There is a general rule that all persons whose interests will necessarily be affected by any decree is a given case, are necessary and indispensable parties, and the court will not proceed to a decree without them. Where such necessary parties cannot for any reason be brought before the court, there is nothing to be done except to dismiss the bill, for the suit is inherently defective. See 21 C. J., “Equity,” § 276, where all of the cases except those from New Mexico seem to be collected. See, also, Walrath v. County Commissioners, 18 N. M. 101, 134 Pac. 204; Miller v. Klasner, 19 N. M. 21, 140 Pac. 1107; Page v. Town of Gallup, 26 N. M. 239, 191 Pac. 460, where this principle is noticed and applied. Specific application of this doctrine is made to oil and gas leases in Pyle v. Henderson, 65 W. Va. 122, 46 S. E. 791; Moore v. Jennings, 47 W. Va. 181, 34 S. E. 793; Steelsmith v.
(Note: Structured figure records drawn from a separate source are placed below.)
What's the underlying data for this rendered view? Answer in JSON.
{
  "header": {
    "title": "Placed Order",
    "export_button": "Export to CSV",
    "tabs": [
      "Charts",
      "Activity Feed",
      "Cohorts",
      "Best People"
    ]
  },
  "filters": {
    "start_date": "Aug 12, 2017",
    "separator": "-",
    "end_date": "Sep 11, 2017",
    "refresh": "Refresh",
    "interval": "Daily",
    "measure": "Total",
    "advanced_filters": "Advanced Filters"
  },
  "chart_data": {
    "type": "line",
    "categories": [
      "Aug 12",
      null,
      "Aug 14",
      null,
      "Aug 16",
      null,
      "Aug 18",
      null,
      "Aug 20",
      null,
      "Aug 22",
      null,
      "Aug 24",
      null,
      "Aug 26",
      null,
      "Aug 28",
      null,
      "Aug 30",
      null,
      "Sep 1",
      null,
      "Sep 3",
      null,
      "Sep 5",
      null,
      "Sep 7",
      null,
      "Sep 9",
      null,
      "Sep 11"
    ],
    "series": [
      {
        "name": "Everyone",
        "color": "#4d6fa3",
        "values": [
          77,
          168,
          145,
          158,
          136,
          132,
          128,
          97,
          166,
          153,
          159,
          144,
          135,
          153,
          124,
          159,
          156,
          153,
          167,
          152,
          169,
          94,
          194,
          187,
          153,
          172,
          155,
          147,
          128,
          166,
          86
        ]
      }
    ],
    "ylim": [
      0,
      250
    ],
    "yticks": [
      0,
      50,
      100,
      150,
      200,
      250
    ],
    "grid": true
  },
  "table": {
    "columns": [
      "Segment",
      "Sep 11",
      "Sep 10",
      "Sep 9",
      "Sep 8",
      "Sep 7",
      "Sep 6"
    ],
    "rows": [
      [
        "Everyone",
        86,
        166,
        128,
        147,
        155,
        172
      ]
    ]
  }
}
Fisher Oil Co., 47 W. Va. 391, 36 S. E. 15; Vincent Oil Co. v. Gulf Refining Co., 195 Fed. 434, 115 C. C. A. 336; South Penn. Oil Co. v. Miller, 175 Fed. 729, 99 C. C. A. 305.
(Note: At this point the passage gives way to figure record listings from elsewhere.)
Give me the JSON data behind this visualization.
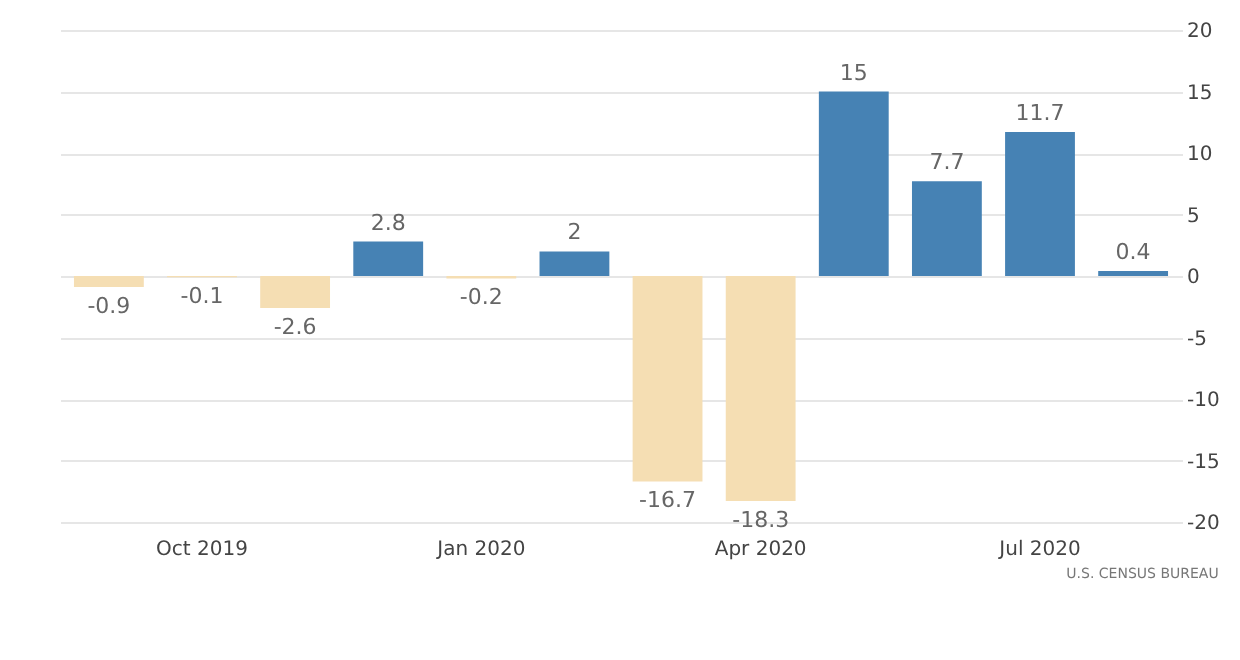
{
  "chart_data": {
    "type": "bar",
    "categories": [
      null,
      "Oct 2019",
      null,
      null,
      "Jan 2020",
      null,
      null,
      "Apr 2020",
      null,
      null,
      "Jul 2020",
      null
    ],
    "values": [
      -0.9,
      -0.1,
      -2.6,
      2.8,
      -0.2,
      2,
      -16.7,
      -18.3,
      15,
      7.7,
      11.7,
      0.4
    ],
    "colors": [
      "#f5deb3",
      "#f5deb3",
      "#f5deb3",
      "#4682b4",
      "#f5deb3",
      "#4682b4",
      "#f5deb3",
      "#f5deb3",
      "#4682b4",
      "#4682b4",
      "#4682b4",
      "#4682b4"
    ],
    "ylim": [
      -20,
      20
    ],
    "yticks": [
      -20,
      -15,
      -10,
      -5,
      0,
      5,
      10,
      15,
      20
    ],
    "grid": "y",
    "data_labels": true,
    "annotations": [
      "U.S. CENSUS BUREAU"
    ]
  }
}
This being the situation, it is clear that the district court was correct in sustaining the demurrers for want of necessary parties defendant, and, the state not being subject to suit in these circumstances, there was nothing to do but to dismiss the bill.
In State v. Field, 27 N. M. 384, 201 Pac. 1059, we said:
“Whether the commissioner of public lands has power and authority to make the reservation, which he has made in this case, it is unnecessary for us to determine. If he has not the power, when the purchaser takes a deed with the reservation contained therein, there may arise a question as to the effect of the reservation in some controversy which may arise when the commissioner or some one under him begins to explore for minerals; but mandamus is not a proper remedy to try such a question in a case of this kind where the state itself is involved.”
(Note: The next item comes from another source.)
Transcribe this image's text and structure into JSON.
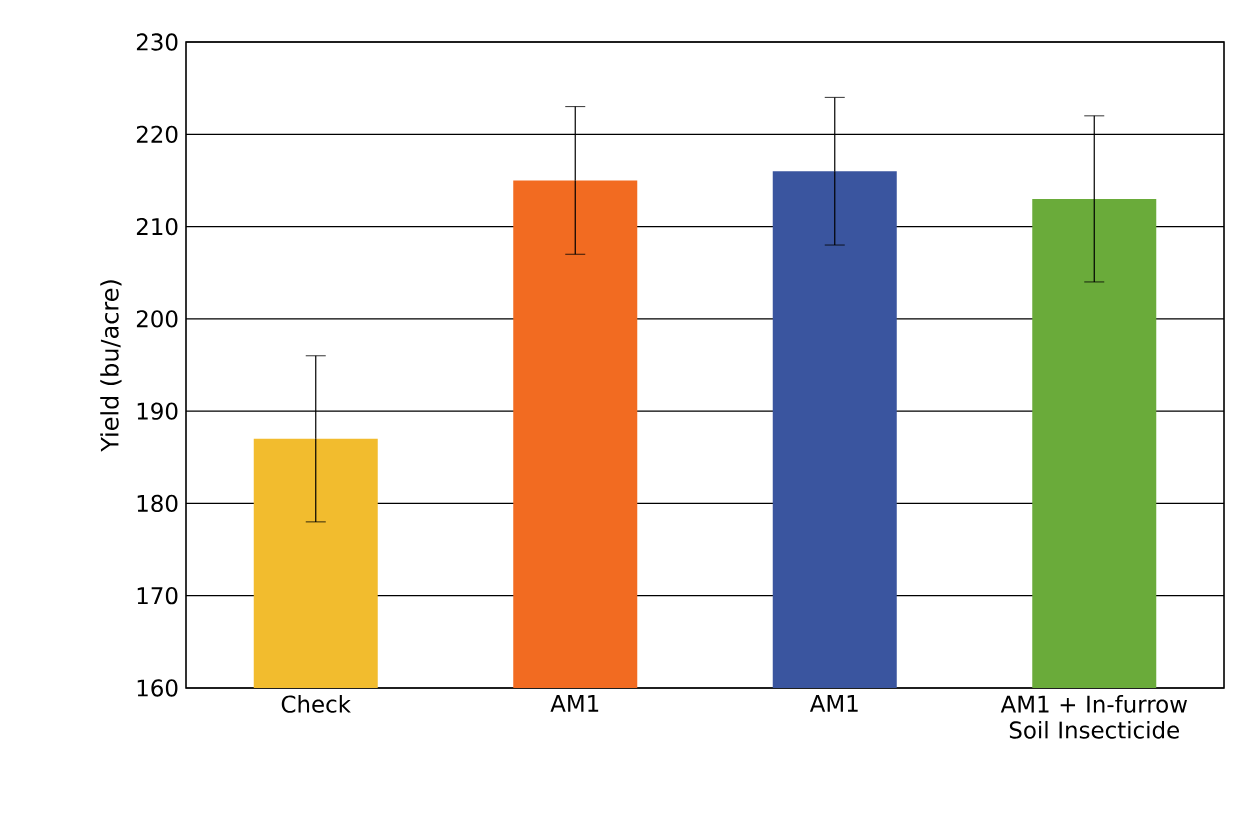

Counsel for, appellants cite and rely upon tbis statement. In regard to the statement, we will say that it was dictum, there having been no argument upon the question, and there being on such question in that case. It will be sufficient, however, to say in this connection that appellant has not brought itself within the terms specified in the statement.
3. It is unfortunate that no decision can be made defining the power of the commissioner in these circumstances, but such is the case, and anything we might say would be dictum, and not authorized or binding. In this connection, however, it has occurred to us to suggest the query whether sections 5247-5253, Code 1915, might not afford a remedy whereby the question of the commissioner’s power may be determined. The applicability of this statute in some circumstances was recognized in Dallas v. Swigart, 24 N. M. 1, 172 Pac. 416. In that' case the question was when title to school sections passed from the federal government to the state, and when, consequently, the commissioner had power to make leases of the same. An examination of the terms of the statute discloses that the scope of the inquiry therein authorized is very broad, and would seem to cover almost any kind of an injuiry as to respective rights of claimants under contracts or leases emanating from the office of the commissioner. We make this statement merely by way of suggestion, not desiring to express any opinion thereon.
From all of the foregoing, it appears that the judgment of the district court in sustaining the demurrers and dismissing the complaint was correct, and should be affirmed; and it is so ordered.